Faculty of Applied Sciences, Delft University of Technology, Delft, The Netherlands.
Nanotechnology. 2010 Mar 19;21(11):115304. doi: 10.1088/0957-4484/21/11/115304. Epub 2010 Feb 22.
Solid-state nanopores are considered a promising tool for the study of biological polymers such as DNA and RNA, due largely to their flexibility in size, potential in device integration and robustness. Here, we show that the precise shape of small nanopores (approximately 5 nm diameter in 20 nm SiN membranes) can be controlled by using transmission electron microscope (TEM) beams of different sizes. However, when some of these small nanopores are immersed in an aqueous solution, their resistance is observed to decrease over time. By comparing nanopores of different shapes using (scanning) TEM both before and after immersion in aqueous solution, we demonstrate that the stability of small nanopores is related to their three-dimensional geometry, which depends on the TEM beam size employed during pore fabrication. Optimal stability is obtained using a TEM beam size of approximately the same size as the intended nanopore diameter. In addition, we show that thermal oxidation can serve as a means to independently control nanopore size following TEM fabrication. These observations provide key guidelines for the fabrication of stable solid-state nanopores on the scale of nucleic acids and small proteins.

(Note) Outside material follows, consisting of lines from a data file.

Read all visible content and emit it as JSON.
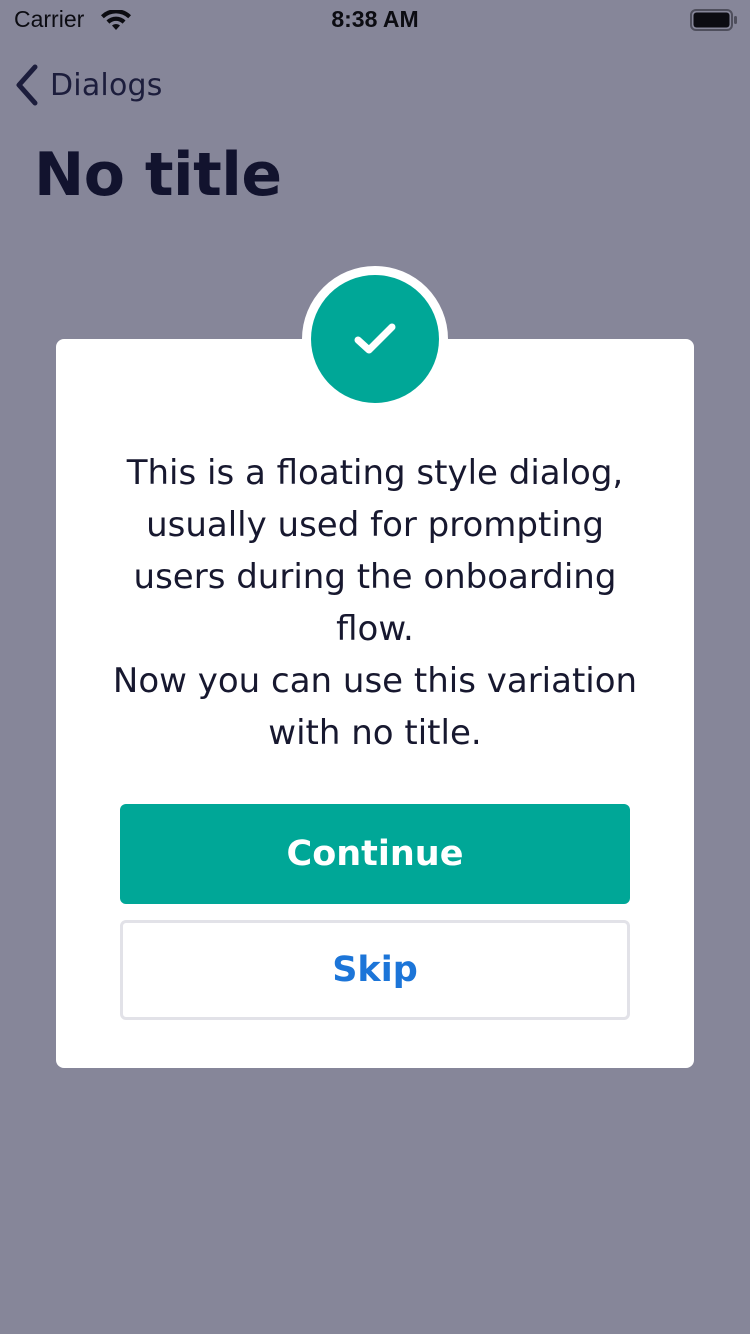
{
  "status_bar": {
    "carrier": "Carrier",
    "time": "8:38 AM",
    "wifi_icon": "wifi-icon",
    "battery_icon": "battery-icon"
  },
  "nav": {
    "back_label": "Dialogs",
    "back_icon": "chevron-left-icon"
  },
  "page": {
    "title": "No title"
  },
  "dialog": {
    "icon": "check-icon",
    "message": "This is a floating style dialog,\nusually used for prompting\nusers during the onboarding\nflow.\nNow you can use this variation\nwith no title.",
    "primary_label": "Continue",
    "secondary_label": "Skip"
  },
  "colors": {
    "overlay_background": "#868699",
    "accent": "#00a797",
    "link": "#1c75d8",
    "text_dark": "#17182f"
  }
}
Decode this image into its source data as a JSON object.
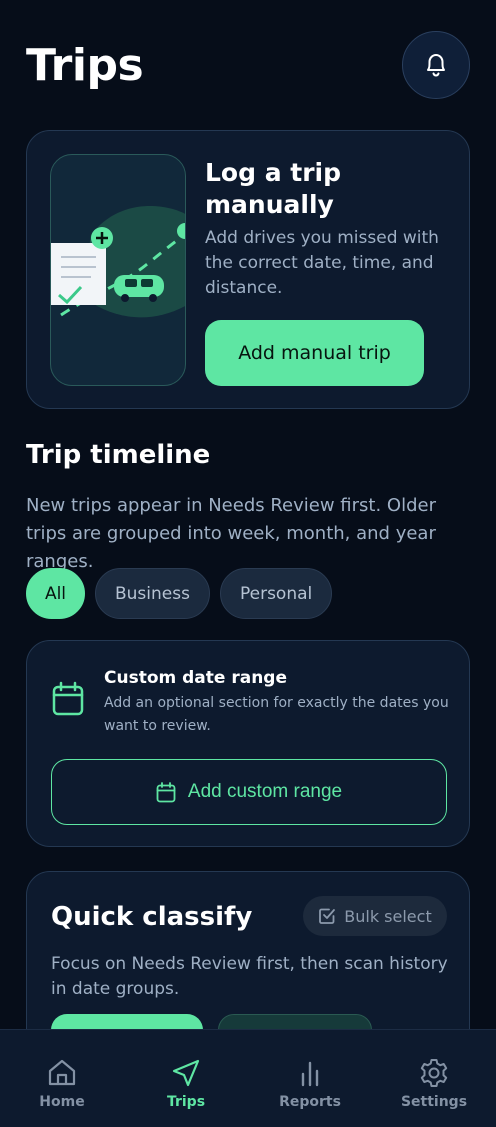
{
  "header": {
    "title": "Trips",
    "bell_icon": "bell-icon"
  },
  "manual_card": {
    "title": "Log a trip manually",
    "description": "Add drives you missed with the correct date, time, and distance.",
    "button_label": "Add manual trip",
    "illustration_icons": [
      "document-icon",
      "plus-icon",
      "check-icon",
      "car-icon",
      "location-pin-icon"
    ]
  },
  "timeline": {
    "title": "Trip timeline",
    "description": "New trips appear in Needs Review first. Older trips are grouped into week, month, and year ranges.",
    "filters": [
      {
        "label": "All",
        "active": true
      },
      {
        "label": "Business",
        "active": false
      },
      {
        "label": "Personal",
        "active": false
      }
    ]
  },
  "custom_range": {
    "title": "Custom date range",
    "description": "Add an optional section for exactly the dates you want to review.",
    "button_label": "Add custom range",
    "icon": "calendar-icon"
  },
  "quick_classify": {
    "title": "Quick classify",
    "bulk_label": "Bulk select",
    "bulk_icon": "checkbox-icon",
    "description": "Focus on Needs Review first, then scan history in date groups."
  },
  "nav": {
    "items": [
      {
        "label": "Home",
        "icon": "home-icon",
        "active": false
      },
      {
        "label": "Trips",
        "icon": "navigation-arrow-icon",
        "active": true
      },
      {
        "label": "Reports",
        "icon": "bar-chart-icon",
        "active": false
      },
      {
        "label": "Settings",
        "icon": "gear-icon",
        "active": false
      }
    ]
  },
  "colors": {
    "background": "#060d19",
    "card": "#0d1a2e",
    "accent": "#5ee6a3",
    "muted_text": "#9fb0c5"
  }
}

固态纳米孔被认为是研究生物聚合物(如 DNA 和 RNA)的一种很有前途的工具,这主要是因为它们在尺寸、器件集成潜力和鲁棒性方面具有灵活性。在这里,我们展示了可以通过使用不同尺寸的透射电子显微镜(TEM)光束来控制小纳米孔(20nm SiN 膜中约 5nm 直径)的精确形状。然而,当这些小孔中的一些浸入水溶液中时,它们的电阻会随时间而降低。通过比较浸入水溶液前后不同形状的纳米孔(使用(扫描)TEM),我们证明了小纳米孔的稳定性与其三维几何形状有关,这取决于在孔制造过程中使用的 TEM 光束尺寸。使用尺寸与预期纳米孔直径大致相同的 TEM 光束可获得最佳稳定性。此外,我们还表明,热氧化可以作为一种在 TEM 制造后独立控制纳米孔尺寸的手段。这些观察结果为在核酸和小蛋白质尺度上制造稳定的固态纳米孔提供了关键指导。